Hacksaw Ridge & Sully

This weekend I got the opportunity to check out a couple of movies I had been meaning to see. Hacksaw Ridge and Sully. I don’t usually review or write about mainstream movies, but I really enjoyed both and wanted to jump in with a few observations.

First, Hacksaw Ridge is a very intense movie, but of excellent quality and very moving. Andrew Garfield should be a top contender, if not a shoe-in for the Best Actor Oscar. In fact, it should be nominated in every category. All reason for the R rating is due to the intensity of the battle scenes, which are quite realistic. Everything else is completely in line of what was appropriate for the time and military setting, so most content is either PG or PG-13.

As deserving of awards as this movie is, there are three things that Hollywood and the Academy hate in a movie that will hurt its chances: Christian content, pro-American content and Mel Gibson. For all his idiosyncrasies, Mel Gibson is a top-notch director and this movie more than lives up to that legacy. I have compared the story to the documentaries and judge this to be about eighty to ninety percent historically accurate.

It tells the story of Desmond Doss, a man who disliked the label that the government insisted on laying on him: Conscientious Objector. Despite his refusal to kill or even touch a weapon, Doss believed in the war effort and wanted to do his part by enlisting in the U.S. Army. He insisted on becoming a medic and managed to navigate the rules and politics to get his way of carrying a medical kit into combat and – unlike other medics – no firearm. His courage on Okinawa leads him to save about seventy-five soldiers from death and win the Congressional Medal of Honor in the process.

I also managed to get a last chance to catch Sully on the big screen at the local discount theater. Tom Hanks does his usual great job and portrays Captain Chesley Sullenberger in a superlative way. Clint Eastwood directed this fine dramatization of the Miracle on the Hudson where Capt. “Sully” Sullenberger set his US Airways flight down on the Hudson River in what is probably the most successful water landing in history. All 155 people on board managed to leave the river alive.

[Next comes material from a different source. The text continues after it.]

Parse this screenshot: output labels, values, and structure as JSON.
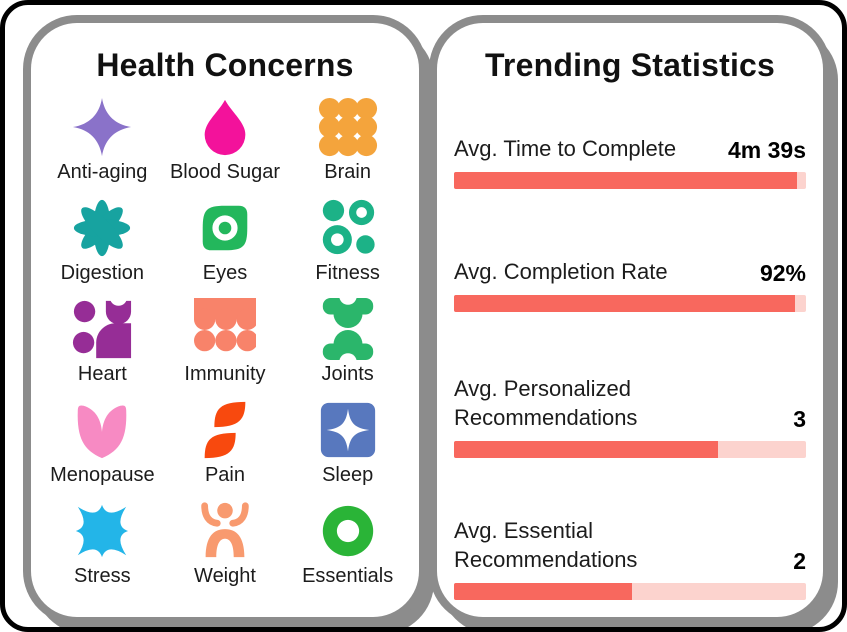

The movie is very well done and Capt. Sully stands by its accuracy. The one thing that had the Hollywood touch was the dealings with the NTSB, which Eastwood portrays as being overly harsh on Sully. The NTSB, I have read, was quite upset about this and feels that it was an unfair portrayal. In truth, there are three things to consider here. One is that they were reported to have been more routine and less personal than is portrayed. Two is that what spread out over fifteen months was tightly compressed in the movie which added to the seeming harshness. Lastly even if the investigation may seem harsh, the NTSB would not have been doing their jobs in providing for the public safety had they not entertained every angle in examining this incident.

Sully is a quite enjoyable movie and one that I plan to see again.